С.Г.: Потому что в прошлом году перечень не пересматривался. А почему до этого не попал в список — не знаю. Одно из объяснений, которое мы слышали, — что препарат слишком мало времени пробыл на рынке.
А.С.: Потому что представители фармкомпаний вовремя «не занесли». А когда они уже были готовы это сделать, список не пересматривался. Это мое личное мнение прозвучало.
— Кроме вас возле администрации президента никто из пациентских организаций акций не проводит. Почему вы используете именно такие методы и насколько они эффективны?
А.С.: Акции гражданского неповиновения, как они раньше назывались, — это механизм привлечения внимания со стороны государственных структур и СМИ. Прежде чем выйти на акцию, мы проводим большую работу — пишем обращения, звоним, выдвигаем требования. Акция протеста — это уже крайняя мера: «Если вы не слышите так, то, возможно, услышите, когда мы придем к вам под окна».
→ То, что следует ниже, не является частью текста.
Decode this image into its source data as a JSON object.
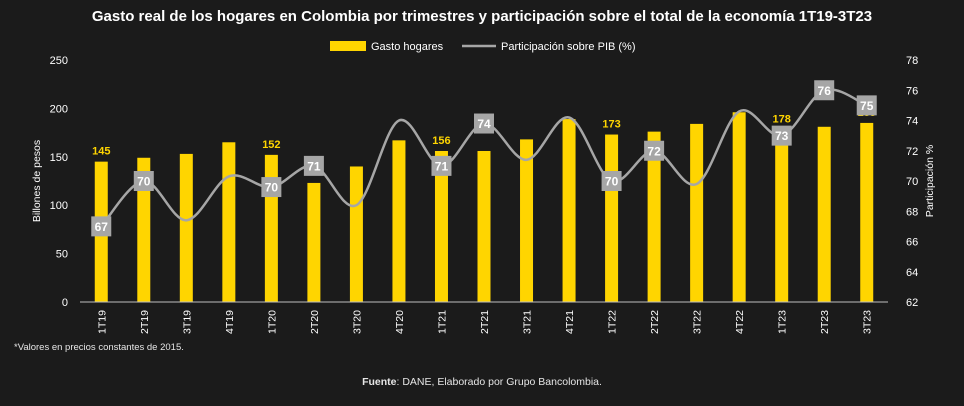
{
  "title": "Gasto real de los hogares en Colombia por trimestres y participación sobre el total de la economía 1T19-3T23",
  "footnote": "*Valores en precios constantes de 2015.",
  "source_label": "Fuente",
  "source_text": ": DANE, Elaborado por Grupo Bancolombia.",
  "colors": {
    "background": "#1b1b1b",
    "bar": "#ffd500",
    "line": "#a6a6a6",
    "badge": "#a6a6a6",
    "text": "#ffffff",
    "grid": "#3a3a3a"
  },
  "chart_data": {
    "type": "bar",
    "categories": [
      "1T19",
      "2T19",
      "3T19",
      "4T19",
      "1T20",
      "2T20",
      "3T20",
      "4T20",
      "1T21",
      "2T21",
      "3T21",
      "4T21",
      "1T22",
      "2T22",
      "3T22",
      "4T22",
      "1T23",
      "2T23",
      "3T23"
    ],
    "series": [
      {
        "name": "Gasto hogares",
        "type": "bar",
        "axis": "left",
        "values": [
          145,
          149,
          153,
          165,
          152,
          123,
          140,
          167,
          156,
          156,
          168,
          189,
          173,
          176,
          184,
          196,
          178,
          181,
          185
        ],
        "data_labels": [
          "145",
          "",
          "",
          "",
          "152",
          "",
          "",
          "",
          "156",
          "",
          "",
          "",
          "173",
          "",
          "",
          "",
          "178",
          "",
          "185"
        ]
      },
      {
        "name": "Participación sobre PIB (%)",
        "type": "line",
        "axis": "right",
        "values": [
          67,
          70,
          67.4,
          70.3,
          69.6,
          71,
          68.4,
          74,
          71,
          73.8,
          71.4,
          74.2,
          70,
          72,
          69.8,
          74.6,
          73,
          76,
          75
        ],
        "data_labels": [
          "67",
          "70",
          "",
          "",
          "70",
          "71",
          "",
          "",
          "71",
          "74",
          "",
          "",
          "70",
          "72",
          "",
          "",
          "73",
          "76",
          "75"
        ]
      }
    ],
    "ylabel": "Billones de pesos",
    "y2label": "Participación %",
    "ylim": [
      0,
      250
    ],
    "y2lim": [
      62,
      78
    ],
    "yticks": [
      "0",
      "50",
      "100",
      "150",
      "200",
      "250"
    ],
    "y2ticks": [
      "62",
      "64",
      "66",
      "68",
      "70",
      "72",
      "74",
      "76",
      "78"
    ],
    "legend_position": "top-right"
  }
}
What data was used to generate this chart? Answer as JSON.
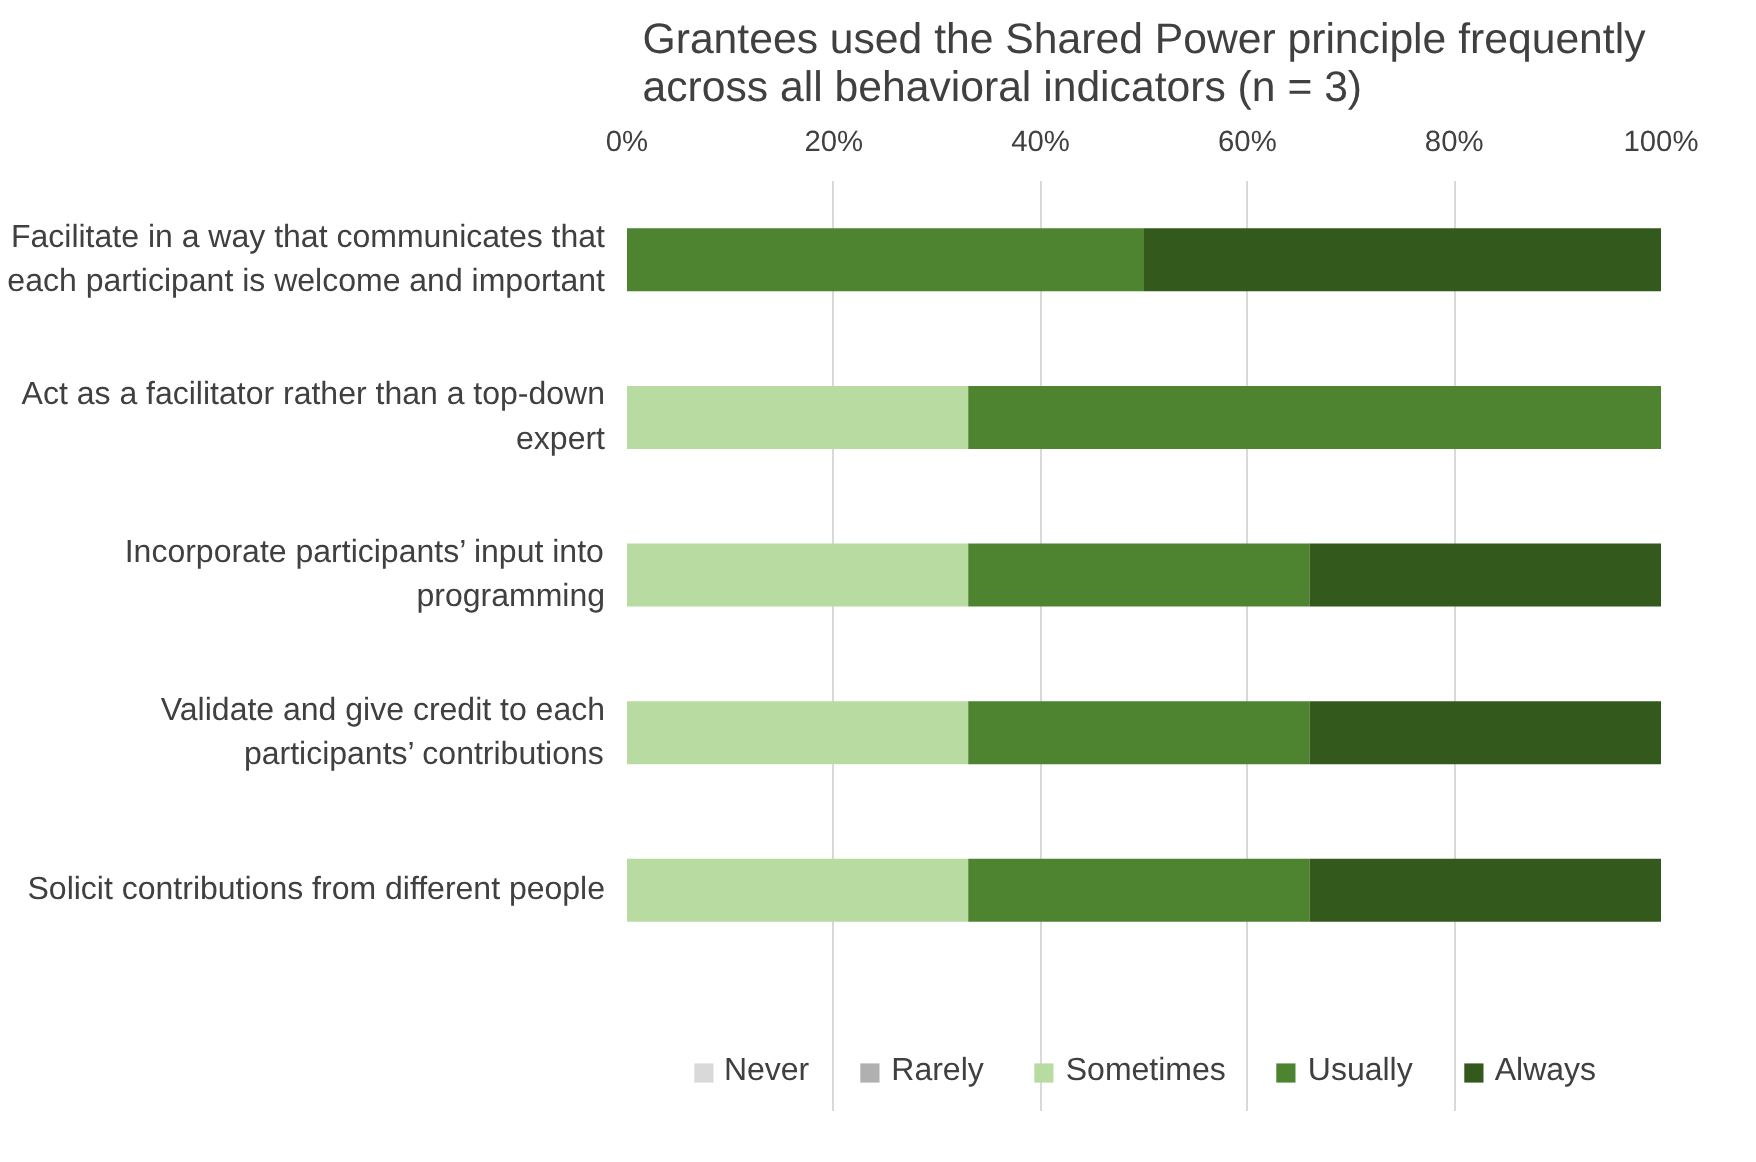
{
  "chart_data": {
    "type": "bar",
    "orientation": "horizontal",
    "stacked": true,
    "title": "Grantees used the Shared Power principle frequently across all behavioral indicators (n = 3)",
    "categories": [
      "Facilitate in a way that communicates that each participant is welcome and important",
      "Act as a facilitator rather than a top-down expert",
      "Incorporate participants’ input into programming",
      "Validate and give credit to each participants’ contributions",
      "Solicit contributions from different people"
    ],
    "series": [
      {
        "name": "Never",
        "color": "#d9d9d9",
        "values": [
          0,
          0,
          0,
          0,
          0
        ]
      },
      {
        "name": "Rarely",
        "color": "#b0b0b0",
        "values": [
          0,
          0,
          0,
          0,
          0
        ]
      },
      {
        "name": "Sometimes",
        "color": "#b7dba0",
        "values": [
          0,
          33,
          33,
          33,
          33
        ]
      },
      {
        "name": "Usually",
        "color": "#4e8330",
        "values": [
          50,
          67,
          33,
          33,
          33
        ]
      },
      {
        "name": "Always",
        "color": "#33591c",
        "values": [
          50,
          0,
          34,
          34,
          34
        ]
      }
    ],
    "xlim": [
      0,
      100
    ],
    "xticks": [
      {
        "value": 0,
        "label": "0%"
      },
      {
        "value": 20,
        "label": "20%"
      },
      {
        "value": 40,
        "label": "40%"
      },
      {
        "value": 60,
        "label": "60%"
      },
      {
        "value": 80,
        "label": "80%"
      },
      {
        "value": 100,
        "label": "100%"
      }
    ],
    "grid": "x",
    "legend": "bottom"
  }
}
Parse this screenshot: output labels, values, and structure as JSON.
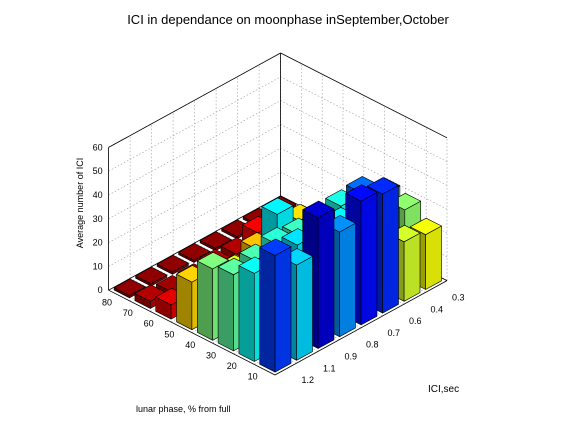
{
  "chart_data": {
    "type": "bar3d",
    "title": "ICI in dependance on moonphase inSeptember,October",
    "xlabel": "ICI,sec",
    "ylabel": "lunar phase, % from full",
    "zlabel": "Average number of ICI",
    "x_ticks": [
      "0.3",
      "0.4",
      "0.6",
      "0.7",
      "0.8",
      "0.9",
      "1.1",
      "1.2"
    ],
    "y_ticks": [
      "10",
      "20",
      "30",
      "40",
      "50",
      "60",
      "70",
      "80"
    ],
    "z_ticks": [
      "0",
      "10",
      "20",
      "30",
      "40",
      "50",
      "60"
    ],
    "zlim": [
      0,
      60
    ],
    "grid": true,
    "colormap": "jet",
    "values": [
      [
        23,
        29,
        31,
        18,
        11,
        5,
        2,
        1
      ],
      [
        25,
        31,
        34,
        14,
        8,
        4,
        2,
        1
      ],
      [
        50,
        46,
        36,
        24,
        21,
        16,
        7,
        1
      ],
      [
        52,
        38,
        22,
        18,
        6,
        4,
        3,
        1
      ],
      [
        44,
        45,
        34,
        38,
        19,
        5,
        3,
        1
      ],
      [
        55,
        39,
        35,
        12,
        15,
        4,
        2,
        1
      ],
      [
        40,
        35,
        33,
        24,
        15,
        5,
        2,
        1
      ],
      [
        49,
        37,
        32,
        30,
        20,
        6,
        3,
        1
      ]
    ]
  }
}
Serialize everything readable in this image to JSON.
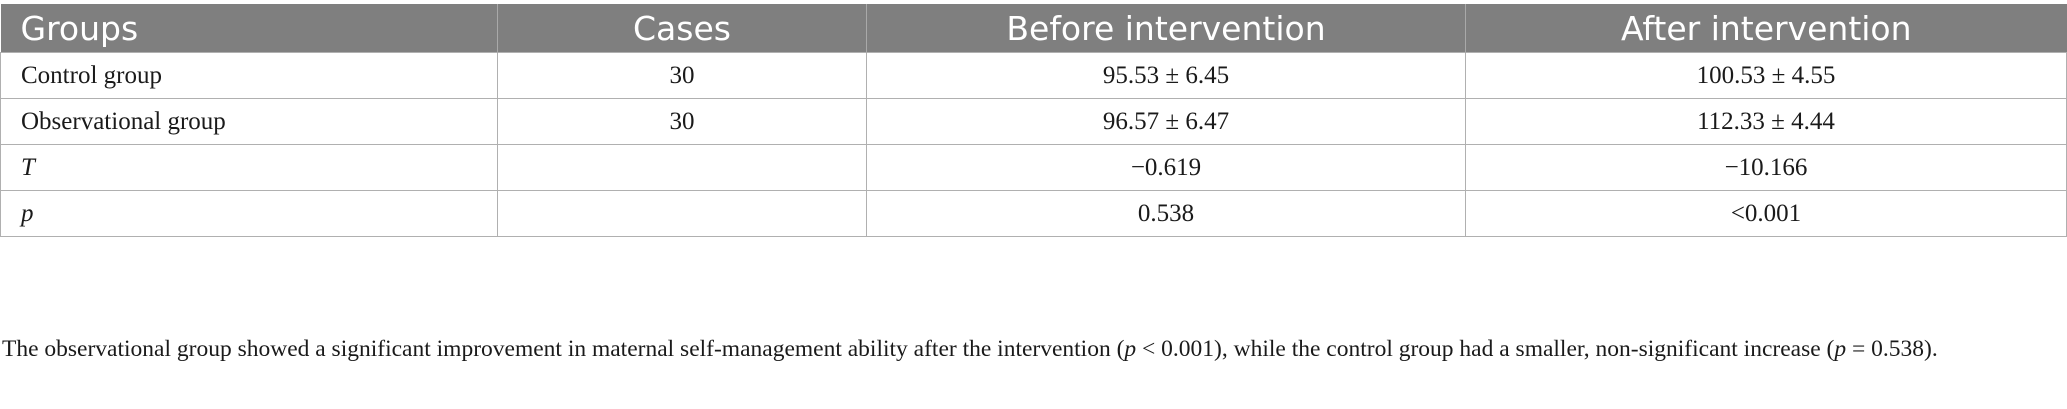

Почему не присоединяются другие? Думаю, по разным причинам: страх, стигма, пути получения финансирования и так далее. Поскольку мы не берем денег ни от государства, ни от фармкомпаний, мы имеем возможность высказывать свою точку зрения. У нас были акции, в которых можно было участвовать с закрытыми лицами — вот тогда участвовало больше людей, даже из других организаций. В нашей стране так все запуганы, что не каждый готов публично протестовать и требовать, тем более на камеру, открыв свое лицо и свои диагнозы.